I was uptown with my new stereo system, which consisted of an Akai stereo receiver, Akai turntable, a Yamaha cassette tape player/recorder and two Norman Lab speakers. It seems like I paid around $900 for it all.
The receiver and tape deck have since bit the dust, but I still have the turntable and the speakers. I had the speakers tested a few years ago and more than 40-years later, they still sound as good as gold. The turntable is stored away. I’m sure with the addition of a new needle and some tender loving care that she will be good to go.
At the time, I was working nights on the janitor crew for a grocery/drug store chain in Tulsa called Skaggs Alpha Beta. I became friends with the deli cook who arrived at work at 4 a.m. daily. She was known as Mama Jane, a name she garnered as a restaurant owner in the Tulsa area.
I would make my way to the deli kitchen on my break most mornings and dig into the bacon she was cooked on big pans in the oven.
Mama Jane lived in west Tulsa with her only son. Her husband, who was in the military, passed away within a few years after they were married in the late 1950s.
We became good friends and that friendship lasted many years, long after I moved from Tulsa in August 1992. And it all started over a pan of bacon.
I often called Mama Jane and would visit for an hour or more. After moving from Tulsa, when I was in town, I always tried to stop and visit with her.
The store I worked at in Tulsa had a stereo cabinet I wanted. One morning, Mama Jane was walking through a store aisle and I enthusiastically asked if I could show her the stereo cabinet I wanted.
“I will buy it for you,” she said to my surprise as I showed her.
She said she would bring the $50 on Monday and she did.
I ended having to go to another Skaggs location in Tulsa to buy the stereo cabinet as the store I worked at was out of stock. And it happened to be on sale, so I had $10 left over.
I offered to give Mama Jane the change, but she told me to by a record album. I visited Sound Warehouse in Tulsa and bought the Lynyrd Skynyrd album.
Never underestimate how a small act of kindness can impact your life. She gave me something from her heart that was the beginning of a life-long relationship.
At one point in my life, I had well over 100 albums. I spent a lot of money buying LPs at Sound Warehouse, Honest John’s Records and Tapes and Peaches, a chain record store that once had a location in Tulsa. They even had LPs at Skaggs.
I don’t have any of my rock-n-roll albums these days as I sold most of them. However, I do have more than 100 Christian rock albums. Having grown up in the Southern Baptist Church, I thought the only music was hymns sang on Sunday morning.
I good friend, Rob, who I grew up with, took me to a Sunday afternoon concert in one of Tulsa’s city parks to hear Sweet Comfort Band, a California-based Christian band that had put on a show the night before at Oral Roberts University.

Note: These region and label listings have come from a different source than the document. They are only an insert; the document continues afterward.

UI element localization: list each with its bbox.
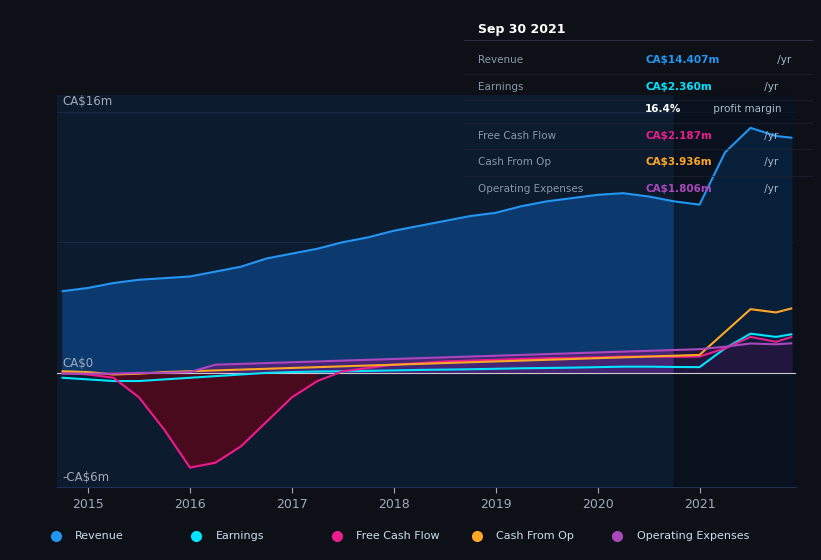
Text: /yr: /yr <box>762 157 779 167</box>
Text: Free Cash Flow: Free Cash Flow <box>478 131 556 141</box>
Text: /yr: /yr <box>762 131 779 141</box>
Text: CA$16m: CA$16m <box>62 95 112 108</box>
Text: 16.4%: 16.4% <box>645 104 681 114</box>
Text: CA$2.360m: CA$2.360m <box>645 82 712 92</box>
Text: Earnings: Earnings <box>478 82 523 92</box>
Text: CA$14.407m: CA$14.407m <box>645 55 720 66</box>
Text: Operating Expenses: Operating Expenses <box>636 531 749 541</box>
Text: -CA$6m: -CA$6m <box>62 471 110 484</box>
Text: Operating Expenses: Operating Expenses <box>478 184 583 194</box>
Text: Cash From Op: Cash From Op <box>478 157 551 167</box>
Text: Free Cash Flow: Free Cash Flow <box>355 531 439 541</box>
Text: /yr: /yr <box>762 184 779 194</box>
Text: Earnings: Earnings <box>215 531 264 541</box>
Text: profit margin: profit margin <box>710 104 782 114</box>
Text: CA$1.806m: CA$1.806m <box>645 184 712 194</box>
Text: CA$3.936m: CA$3.936m <box>645 157 712 167</box>
Text: /yr: /yr <box>774 55 791 66</box>
Text: Cash From Op: Cash From Op <box>496 531 574 541</box>
Text: Sep 30 2021: Sep 30 2021 <box>478 24 566 36</box>
Text: CA$2.187m: CA$2.187m <box>645 131 712 141</box>
Text: Revenue: Revenue <box>75 531 124 541</box>
Text: Revenue: Revenue <box>478 55 523 66</box>
Text: CA$0: CA$0 <box>62 357 94 370</box>
Bar <box>674 95 796 487</box>
Text: /yr: /yr <box>762 82 779 92</box>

It was a great show and I bought the band’s first album, “Breaking the Ice,” which I still have to this day. I saw them and other Christian bands in concert a number of times through the years.
I’m glad to see the resurgence of vinyl, as it is called these days. It’s great to relieve the memories of listening to music of my time period. There’s nothing better than an LP spinning on a turntable and reliving memories.
Have a great week and always remember that “Good Things are Happening,” every day and always.